I'm afraid that if this kind of pattern matching is something you need to do, you're probably going to have to roll your own regex engine. What you need is a regex engine that can take your thousand regexes and concatenate them together, such as "r1|r2|r3|r4". Most regex engines, and in particular pcre and ICU (the ones used by RegexKit.framework and RegexKitLite, respectively), evaluate such a regex in an almost left to right manner. What's needed is an almost DFA like engine that evaluates all possible states concurrently. See this link for more information. I've built such a regex engine, one that even handles back-references (much easier to do than everyone says) in ~O(M*log2(N)) (M being the size of the text to match, N being the size of the regex) time, but it's not finished. If it was, it would cut through this kind of problem like a plasma torch through butter.
I am aware of at least one person porting RegexKit.framework to the iPhone, though: Mobile Safari AdBlock. AFAIK, it's also a port of the desktop version of Safari AdBlock.
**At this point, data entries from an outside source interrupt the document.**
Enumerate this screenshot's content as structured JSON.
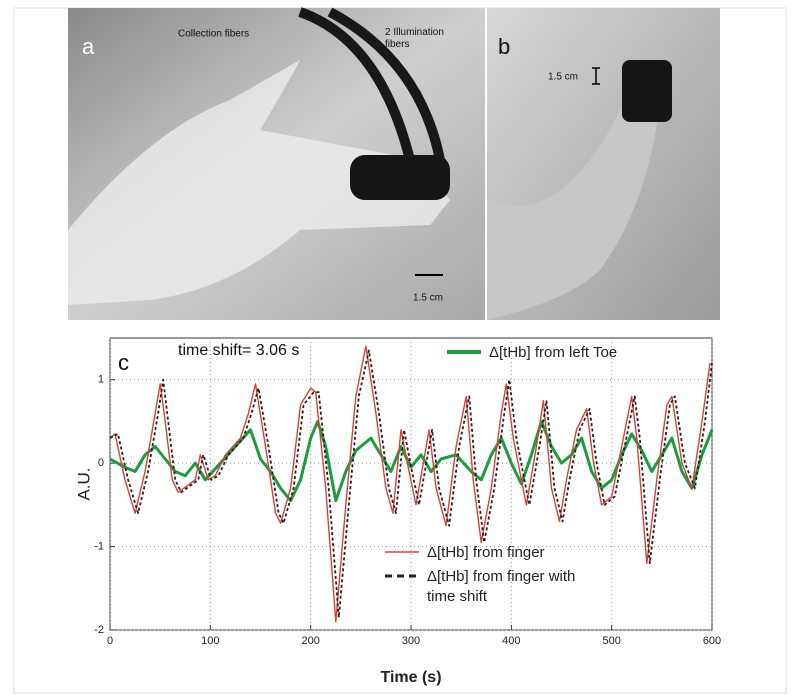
{
  "panels": {
    "a": {
      "label": "a",
      "collection": "Collection fibers",
      "illumination": "2 Illumination fibers",
      "scale": "1.5 cm"
    },
    "b": {
      "label": "b",
      "scale": "1.5 cm"
    }
  },
  "chart_data": {
    "type": "line",
    "panel_label": "c",
    "annotation": "time shift= 3.06 s",
    "xlabel": "Time (s)",
    "ylabel": "A.U.",
    "xlim": [
      0,
      600
    ],
    "xticks": [
      0,
      100,
      200,
      300,
      400,
      500,
      600
    ],
    "ylim": [
      -2,
      1.5
    ],
    "yticks": [
      -2,
      -1,
      0,
      1
    ],
    "grid": true,
    "series": [
      {
        "name": "Δ[tHb] from left Toe",
        "color": "#1e9b3c",
        "line_style": "solid",
        "x": [
          0,
          15,
          25,
          35,
          45,
          55,
          65,
          75,
          85,
          95,
          110,
          125,
          140,
          150,
          160,
          170,
          180,
          190,
          200,
          207,
          215,
          225,
          235,
          245,
          260,
          270,
          280,
          290,
          300,
          310,
          320,
          330,
          345,
          360,
          370,
          380,
          390,
          400,
          410,
          420,
          430,
          440,
          450,
          460,
          470,
          480,
          490,
          500,
          510,
          520,
          530,
          540,
          550,
          560,
          570,
          580,
          590,
          600
        ],
        "values": [
          0.05,
          -0.05,
          -0.1,
          0.1,
          0.2,
          0.05,
          -0.1,
          -0.15,
          0,
          -0.2,
          0,
          0.2,
          0.4,
          0.05,
          -0.1,
          -0.3,
          -0.45,
          -0.2,
          0.3,
          0.5,
          0.2,
          -0.45,
          -0.1,
          0.15,
          0.3,
          0.1,
          -0.1,
          0.2,
          -0.05,
          0.1,
          -0.1,
          0.05,
          0.1,
          -0.1,
          -0.2,
          0.1,
          0.3,
          0,
          -0.25,
          0.1,
          0.5,
          0.2,
          0,
          0.1,
          0.3,
          -0.1,
          -0.3,
          -0.2,
          0.1,
          0.35,
          0.15,
          -0.1,
          0.1,
          0.3,
          -0.1,
          -0.3,
          0.1,
          0.4
        ]
      },
      {
        "name": "Δ[tHb] from finger",
        "color": "#d9403a",
        "line_style": "solid",
        "x": [
          0,
          5,
          15,
          25,
          35,
          45,
          50,
          55,
          62,
          68,
          85,
          90,
          98,
          105,
          115,
          130,
          138,
          145,
          155,
          165,
          170,
          180,
          190,
          200,
          205,
          215,
          225,
          235,
          245,
          255,
          265,
          275,
          282,
          290,
          298,
          305,
          318,
          325,
          335,
          345,
          355,
          362,
          370,
          380,
          390,
          395,
          402,
          410,
          415,
          425,
          432,
          440,
          448,
          455,
          465,
          475,
          482,
          490,
          500,
          510,
          520,
          525,
          535,
          545,
          555,
          560,
          570,
          580,
          590,
          598
        ],
        "values": [
          0.3,
          0.35,
          -0.2,
          -0.6,
          -0.1,
          0.6,
          0.95,
          0.5,
          -0.2,
          -0.35,
          -0.2,
          0.1,
          -0.2,
          -0.15,
          0.1,
          0.3,
          0.6,
          0.95,
          0.2,
          -0.6,
          -0.72,
          -0.3,
          0.7,
          0.9,
          0.85,
          -0.3,
          -1.9,
          -0.5,
          0.8,
          1.4,
          0.6,
          -0.3,
          -0.6,
          0.4,
          -0.1,
          -0.5,
          0.4,
          -0.3,
          -0.75,
          0.2,
          0.8,
          -0.2,
          -0.95,
          -0.3,
          0.6,
          0.95,
          0.3,
          -0.2,
          -0.5,
          0.2,
          0.75,
          -0.3,
          -0.7,
          -0.2,
          0.4,
          0.65,
          0,
          -0.5,
          -0.4,
          0.2,
          0.8,
          0.3,
          -1.2,
          -0.2,
          0.7,
          0.8,
          0,
          -0.3,
          0.5,
          1.2
        ]
      },
      {
        "name": "Δ[tHb] from finger with time shift",
        "color": "#222222",
        "line_style": "dashed",
        "x": [
          0,
          8,
          18,
          28,
          38,
          48,
          53,
          58,
          65,
          71,
          88,
          93,
          101,
          108,
          118,
          133,
          141,
          148,
          158,
          168,
          173,
          183,
          193,
          203,
          208,
          218,
          228,
          238,
          248,
          258,
          268,
          278,
          285,
          293,
          301,
          308,
          321,
          328,
          338,
          348,
          358,
          365,
          373,
          383,
          393,
          398,
          405,
          413,
          418,
          428,
          435,
          443,
          451,
          458,
          468,
          478,
          485,
          493,
          503,
          513,
          523,
          528,
          538,
          548,
          558,
          563,
          573,
          583,
          593,
          600
        ],
        "values": [
          0.3,
          0.35,
          -0.2,
          -0.6,
          -0.1,
          0.6,
          1.0,
          0.5,
          -0.2,
          -0.35,
          -0.2,
          0.1,
          -0.2,
          -0.15,
          0.1,
          0.3,
          0.6,
          0.9,
          0.2,
          -0.6,
          -0.72,
          -0.3,
          0.7,
          0.85,
          0.85,
          -0.3,
          -1.85,
          -0.5,
          0.8,
          1.35,
          0.6,
          -0.3,
          -0.6,
          0.4,
          -0.1,
          -0.5,
          0.4,
          -0.3,
          -0.75,
          0.2,
          0.8,
          -0.2,
          -0.95,
          -0.3,
          0.6,
          1.0,
          0.3,
          -0.2,
          -0.5,
          0.2,
          0.75,
          -0.3,
          -0.7,
          -0.2,
          0.4,
          0.65,
          0,
          -0.5,
          -0.4,
          0.2,
          0.8,
          0.3,
          -1.2,
          -0.2,
          0.7,
          0.8,
          0,
          -0.3,
          0.5,
          1.2
        ]
      }
    ]
  }
}
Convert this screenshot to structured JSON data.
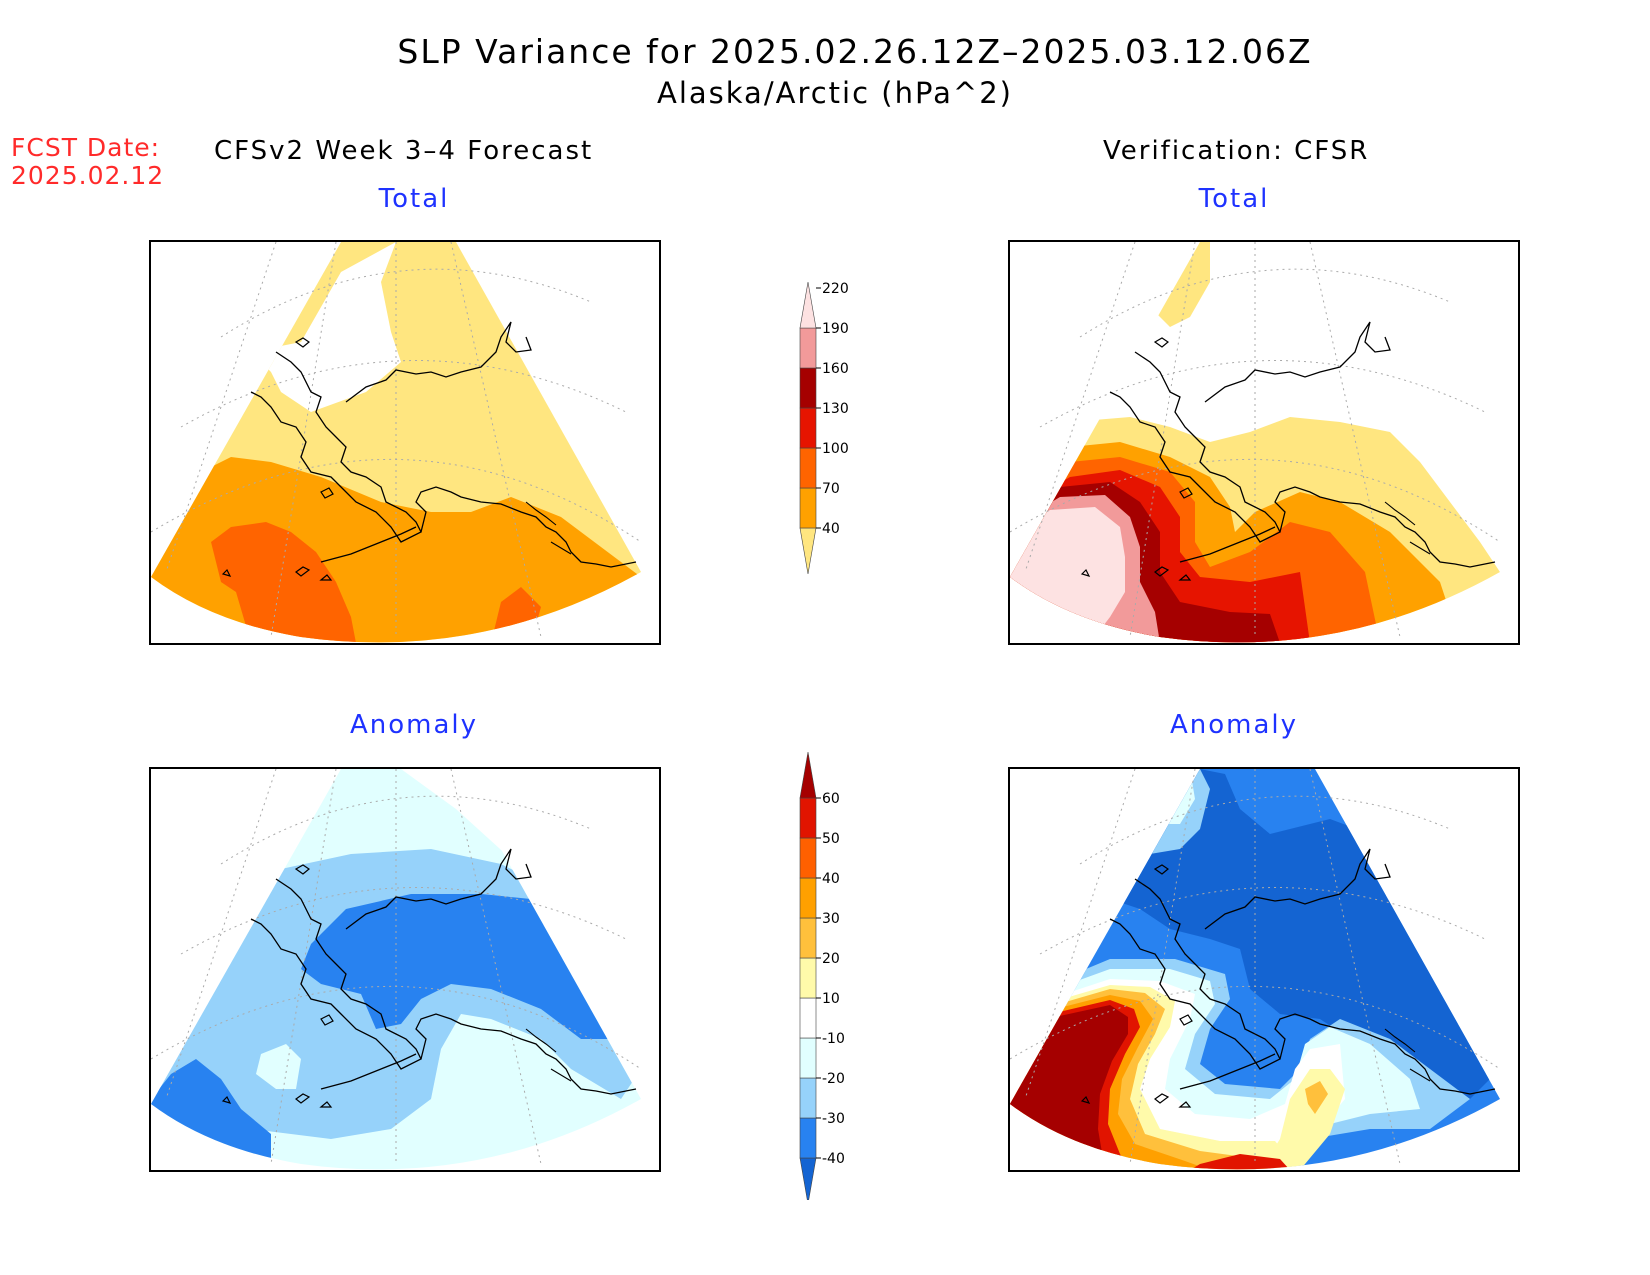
{
  "title": "SLP Variance for 2025.02.26.12Z–2025.03.12.06Z",
  "subtitle": "Alaska/Arctic (hPa^2)",
  "fcst_label": "FCST Date:",
  "fcst_date": "2025.02.12",
  "left_column_title": "CFSv2 Week 3–4 Forecast",
  "right_column_title": "Verification: CFSR",
  "panels": {
    "forecast_total": {
      "title": "Total"
    },
    "verification_total": {
      "title": "Total"
    },
    "forecast_anomaly": {
      "title": "Anomaly"
    },
    "verification_anomaly": {
      "title": "Anomaly"
    }
  },
  "colorbar_total": {
    "levels": [
      "40",
      "70",
      "100",
      "130",
      "160",
      "190",
      "220"
    ],
    "colors": [
      "#ffe680",
      "#ffa100",
      "#ff6400",
      "#e61400",
      "#a50000",
      "#f29a9a",
      "#fde2e2"
    ]
  },
  "colorbar_anomaly": {
    "levels": [
      "-40",
      "-30",
      "-20",
      "-10",
      "10",
      "20",
      "30",
      "40",
      "50",
      "60"
    ],
    "colors": [
      "#1464d2",
      "#2882f0",
      "#96d2fa",
      "#e1ffff",
      "#ffffff",
      "#fffaaa",
      "#ffc03c",
      "#ffa000",
      "#ff6000",
      "#e11400",
      "#a50000"
    ]
  },
  "colors": {
    "title_text": "#000000",
    "panel_title": "#1e32ff",
    "fcst_text": "#ff2a2a"
  }
}
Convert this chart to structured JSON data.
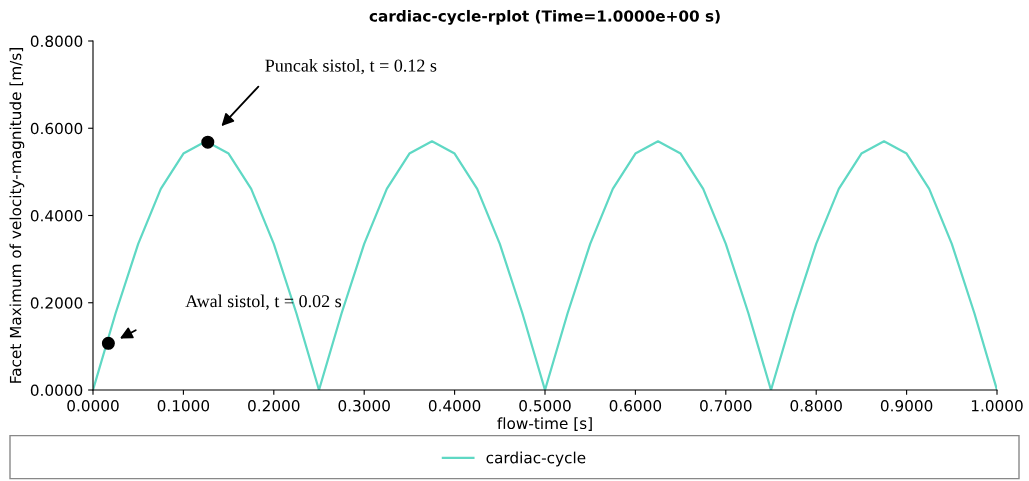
{
  "chart_data": {
    "type": "line",
    "title": "cardiac-cycle-rplot (Time=1.0000e+00 s)",
    "xlabel": "flow-time [s]",
    "ylabel": "Facet Maximum of velocity-magnitude [m/s]",
    "series": [
      {
        "name": "cardiac-cycle",
        "color": "#5fd8c4",
        "x": [
          0,
          0.025,
          0.05,
          0.075,
          0.1,
          0.125,
          0.15,
          0.175,
          0.2,
          0.225,
          0.25,
          0.275,
          0.3,
          0.325,
          0.35,
          0.375,
          0.4,
          0.425,
          0.45,
          0.475,
          0.5,
          0.525,
          0.55,
          0.575,
          0.6,
          0.625,
          0.65,
          0.675,
          0.7,
          0.725,
          0.75,
          0.775,
          0.8,
          0.825,
          0.85,
          0.875,
          0.9,
          0.925,
          0.95,
          0.975,
          1.0
        ],
        "values": [
          0,
          0.176,
          0.335,
          0.461,
          0.542,
          0.57,
          0.542,
          0.461,
          0.335,
          0.176,
          0,
          0.176,
          0.335,
          0.461,
          0.542,
          0.57,
          0.542,
          0.461,
          0.335,
          0.176,
          0,
          0.176,
          0.335,
          0.461,
          0.542,
          0.57,
          0.542,
          0.461,
          0.335,
          0.176,
          0,
          0.176,
          0.335,
          0.461,
          0.542,
          0.57,
          0.542,
          0.461,
          0.335,
          0.176,
          0
        ]
      },
      {
        "type": "scatter",
        "color": "#000000",
        "x": [
          0.017,
          0.127
        ],
        "values": [
          0.107,
          0.568
        ]
      }
    ],
    "annotations": [
      "Awal sistol, t = 0.02 s",
      "Puncak sistol, t = 0.12 s"
    ],
    "xlim": [
      0,
      1.0
    ],
    "ylim": [
      0,
      0.8
    ],
    "xticks": [
      {
        "value": 0,
        "label": "0.0000"
      },
      {
        "value": 0.1,
        "label": "0.1000"
      },
      {
        "value": 0.2,
        "label": "0.2000"
      },
      {
        "value": 0.3,
        "label": "0.3000"
      },
      {
        "value": 0.4,
        "label": "0.4000"
      },
      {
        "value": 0.5,
        "label": "0.5000"
      },
      {
        "value": 0.6,
        "label": "0.6000"
      },
      {
        "value": 0.7,
        "label": "0.7000"
      },
      {
        "value": 0.8,
        "label": "0.8000"
      },
      {
        "value": 0.9,
        "label": "0.9000"
      },
      {
        "value": 1.0,
        "label": "1.0000"
      }
    ],
    "yticks": [
      {
        "value": 0,
        "label": "0.0000"
      },
      {
        "value": 0.2,
        "label": "0.2000"
      },
      {
        "value": 0.4,
        "label": "0.4000"
      },
      {
        "value": 0.6,
        "label": "0.6000"
      },
      {
        "value": 0.8,
        "label": "0.8000"
      }
    ],
    "grid": false,
    "legend": "bottom"
  }
}
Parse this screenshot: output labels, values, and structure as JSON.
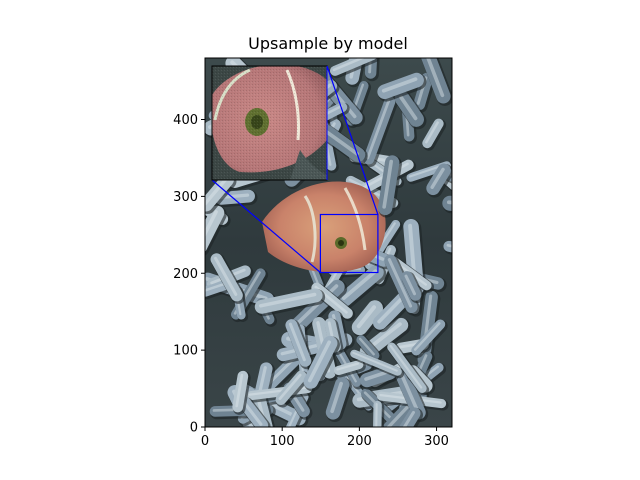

I don't know many details, but I think it requires a jail-broken iPhone to install.
In summary, I don't think there's any turn-key solutions available for iPhone development that do anything close to what you need. Your best bet, other than creating your own regex engine, is to look in to the TRE regex engine and try some experiments using concatenated regexes. Be prepared to roll up your sleeves, though, as you're going to have to get your hands very dirty and deal with the guts of Cocoa's strings, Unicode encodings, and all kinds of other unpleasant stuff- the kind of stuff that RegexKitLite takes care of for you behind the scenes.
Are you copying RegexKit.framework into the frameworks folder of your iPhone app?
iPhone does not support embedded frameworks, so the directions there would not work even if it was built for arm. You can only use things that are statically linked, so you will either need to modify regexkit to build as a static library, or include it's source code directly in your project.